W dniu 24 listopada BiznesAlert.pl podał, że prezydent Czech Milos Zeman na antenie czeskiej telewizji wyraził poparcie dla budowy gazociągu Nord Stream 2. Jego wypowiedź wywołała zainteresowanie polskich mediów. Polacy są krytykami projektu nowego połączenia gazowego z Rosji do Niemiec, bo uważają je za zagrożenie dla rozwoju rynku, dywersyfikacji i celu uniezależnienia od głównego dostawcy (w tym przypadku rosyjskiego Gazpromu) zawartego w polityce Unii Energetycznej.

Prezydent Czech oficjalnie poparł Nord Stream 2

Okazuje się, że słowa Zemana nie znalazły poparcia w kręgach rządowych. – Wypowiedź prezydenta Czech nie jest oficjalnym stanowiskiem Czech – informuje naszą redakcję Pavla Krejcova z departamentu prasowego ministerstwa spraw zagranicznych naszych południowych sąsiadów. Okazuje się zatem, że pomimo obaw krytyków projektu, nowy rząd w Czechach pod kierownictwem Andreja Babisza, na chwilę obecną utrzymuje kurs poprzedników, którzy oficjalnie krytykowali Nord Stream 2.

Kołtuniak: Powyborczy pat w Czechach. Czy nowy rząd zagrozi Orlenowi?

Pomimo prorosyjskiej postawy prezydenta Zemana i licznych spekulacji w rosyjskich mediach na temat możliwego zaangażowania Czech w Nord Stream 2, Praga oficjalnie poparła list krajów Europy Środkowo-Wschodniej przeciwko temu projektowi, który został skierowany do Komisji Europejskiej w 2015 roku.
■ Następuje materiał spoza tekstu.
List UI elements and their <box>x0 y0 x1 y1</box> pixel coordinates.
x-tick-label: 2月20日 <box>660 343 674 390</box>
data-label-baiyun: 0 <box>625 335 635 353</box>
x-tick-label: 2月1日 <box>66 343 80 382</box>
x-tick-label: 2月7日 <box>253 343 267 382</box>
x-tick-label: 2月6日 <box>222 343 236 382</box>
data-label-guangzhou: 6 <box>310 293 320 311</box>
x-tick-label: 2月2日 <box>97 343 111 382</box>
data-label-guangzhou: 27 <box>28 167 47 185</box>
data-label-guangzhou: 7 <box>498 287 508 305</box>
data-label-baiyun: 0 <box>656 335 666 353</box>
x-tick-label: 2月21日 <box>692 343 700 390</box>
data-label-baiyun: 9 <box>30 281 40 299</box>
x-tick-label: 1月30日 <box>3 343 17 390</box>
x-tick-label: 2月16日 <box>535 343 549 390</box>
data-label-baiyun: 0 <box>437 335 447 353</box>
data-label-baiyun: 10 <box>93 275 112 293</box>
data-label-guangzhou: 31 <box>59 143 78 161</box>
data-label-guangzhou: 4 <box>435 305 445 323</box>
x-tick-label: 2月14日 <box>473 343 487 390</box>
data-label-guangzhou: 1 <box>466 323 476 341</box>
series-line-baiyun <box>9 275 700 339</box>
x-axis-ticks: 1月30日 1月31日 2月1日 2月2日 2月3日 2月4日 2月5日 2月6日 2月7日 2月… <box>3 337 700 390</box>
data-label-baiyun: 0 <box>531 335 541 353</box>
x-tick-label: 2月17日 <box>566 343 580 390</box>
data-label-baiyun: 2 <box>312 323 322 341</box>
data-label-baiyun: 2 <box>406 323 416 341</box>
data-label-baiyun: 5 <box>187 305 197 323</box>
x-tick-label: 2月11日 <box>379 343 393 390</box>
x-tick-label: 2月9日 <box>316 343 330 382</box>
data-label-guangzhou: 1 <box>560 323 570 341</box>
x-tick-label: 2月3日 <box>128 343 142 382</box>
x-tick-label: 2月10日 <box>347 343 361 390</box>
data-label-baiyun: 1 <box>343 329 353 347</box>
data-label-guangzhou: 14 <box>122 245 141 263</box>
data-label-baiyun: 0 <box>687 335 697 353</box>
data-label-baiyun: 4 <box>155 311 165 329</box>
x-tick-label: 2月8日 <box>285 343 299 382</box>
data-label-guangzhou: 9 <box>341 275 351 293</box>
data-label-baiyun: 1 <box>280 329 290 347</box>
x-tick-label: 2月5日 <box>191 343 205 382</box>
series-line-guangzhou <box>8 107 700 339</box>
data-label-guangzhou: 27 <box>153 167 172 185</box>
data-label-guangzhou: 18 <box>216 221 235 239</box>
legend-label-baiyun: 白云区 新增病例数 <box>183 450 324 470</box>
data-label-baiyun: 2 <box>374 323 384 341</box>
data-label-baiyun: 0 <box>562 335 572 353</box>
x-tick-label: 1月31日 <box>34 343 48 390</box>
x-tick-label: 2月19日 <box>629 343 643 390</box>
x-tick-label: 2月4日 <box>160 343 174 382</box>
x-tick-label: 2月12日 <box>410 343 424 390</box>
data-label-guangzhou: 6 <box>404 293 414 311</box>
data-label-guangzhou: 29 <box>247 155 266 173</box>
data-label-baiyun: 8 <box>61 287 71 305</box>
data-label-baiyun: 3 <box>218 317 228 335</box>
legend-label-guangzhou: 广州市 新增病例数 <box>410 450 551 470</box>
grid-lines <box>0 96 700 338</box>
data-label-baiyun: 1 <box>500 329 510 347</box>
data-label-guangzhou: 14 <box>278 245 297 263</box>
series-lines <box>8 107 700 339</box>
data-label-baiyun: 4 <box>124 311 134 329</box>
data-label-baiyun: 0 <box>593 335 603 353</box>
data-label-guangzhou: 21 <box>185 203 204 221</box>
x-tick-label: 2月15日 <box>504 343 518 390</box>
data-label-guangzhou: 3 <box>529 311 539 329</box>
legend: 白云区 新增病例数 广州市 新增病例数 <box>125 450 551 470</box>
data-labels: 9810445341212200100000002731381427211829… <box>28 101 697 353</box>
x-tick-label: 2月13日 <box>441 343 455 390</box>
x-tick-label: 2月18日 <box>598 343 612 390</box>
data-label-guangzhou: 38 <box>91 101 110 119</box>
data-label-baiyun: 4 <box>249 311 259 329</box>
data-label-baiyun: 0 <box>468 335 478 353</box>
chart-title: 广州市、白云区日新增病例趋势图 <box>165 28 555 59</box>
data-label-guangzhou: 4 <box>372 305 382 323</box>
Zapoczątkował on dyskusję europejską na temat zasadności przedsięwzięcia. Jej skutkiem są zabiegi Komisji o podporządkowanie gazociągu prawu europejskiemu poprzez zmianę dyrektywy gazowej.

Jakóbik: Czeski film. Układ za Nord Stream 2 blokuje Gazociąg Polska-Czechy

Nord Stream 2 zakłada budowę drugiego gazociągu z Rosji do Niemiec przez Morze Bałtyckie. Jego przepustowość ma wynieść 55 mld m sześc. rocznie.